Cross-border shopping costs Canada 'over' $20B each year: report
They say 90 per cent of Canada’s population lives within 160 km of the U.S. border, so what’s that mean?
Certainly, cross-border shopping is the timeless affair generations of Canadians enjoy, though perhaps it costs our country much more than a couple runs to the outlets and a stop at Target.
According to new figures from the Bank of Montreal, cross-border shopping costs Canada more than $20 billion each year.
Yes, that’s billion with a “B,” and that’s the estimate of Doug Porter, BMO’s deputy chief economist.
By BMO’s count, the price gap between Canadian and U.S. goods has actually narrowed year-over-year, down to 14 per cent from 20 per cent last spring, but perhaps there’s reason to believe more Canadians than ever could soon be heading to shop in the States.
Already, there are more than 50 million visits to the U.S. each year by Canadians, but come June 1 new tax-exemption rules suggest that number could swell.

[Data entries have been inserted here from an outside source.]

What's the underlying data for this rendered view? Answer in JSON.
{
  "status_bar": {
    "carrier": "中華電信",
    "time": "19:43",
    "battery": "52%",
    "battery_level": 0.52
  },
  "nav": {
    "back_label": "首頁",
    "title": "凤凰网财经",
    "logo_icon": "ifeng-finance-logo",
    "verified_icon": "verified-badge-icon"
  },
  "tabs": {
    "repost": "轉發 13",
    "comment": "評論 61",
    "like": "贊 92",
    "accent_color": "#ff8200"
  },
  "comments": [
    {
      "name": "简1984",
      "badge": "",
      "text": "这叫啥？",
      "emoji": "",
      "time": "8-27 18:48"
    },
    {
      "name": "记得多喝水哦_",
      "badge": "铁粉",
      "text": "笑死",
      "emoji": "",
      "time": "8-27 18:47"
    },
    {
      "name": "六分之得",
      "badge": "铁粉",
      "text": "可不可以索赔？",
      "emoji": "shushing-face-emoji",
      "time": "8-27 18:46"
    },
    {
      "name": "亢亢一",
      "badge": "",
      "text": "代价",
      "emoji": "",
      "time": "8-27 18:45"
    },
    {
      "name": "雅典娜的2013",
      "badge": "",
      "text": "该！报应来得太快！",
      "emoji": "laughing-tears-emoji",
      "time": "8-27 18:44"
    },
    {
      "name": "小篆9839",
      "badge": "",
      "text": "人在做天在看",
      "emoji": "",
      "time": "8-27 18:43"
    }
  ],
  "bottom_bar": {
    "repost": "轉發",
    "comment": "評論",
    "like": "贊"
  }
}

Next month, cross-border shoppers staying in the U.S. longer than 24 hours will be able to bring back $200 (up from $50) in goods tax-free, while the limit on visits longer than 48 hours rises to $800 (up from $400 to $750, depending on the length of the stay).
Porter notes that the above $20 billion figure is likely on the low side, in that it’s based on the amount Canadians actually declare at the border. What most shoppers declare, of course, is a fraction of what they’ve truly purchased.
Twenty billion sure sounds like a lot, but what’s a Canadian to do?
As we’ve covered in this space, national pride, in a strained economy, goes only as far as our wallets can bear. If Canada is to keep us shopping here, narrowing the cross-border price gap on goods from 20 per cent to 14 per cent is fine, but when the loonie is running years now near par with the greenback, 14 per cent is still too much.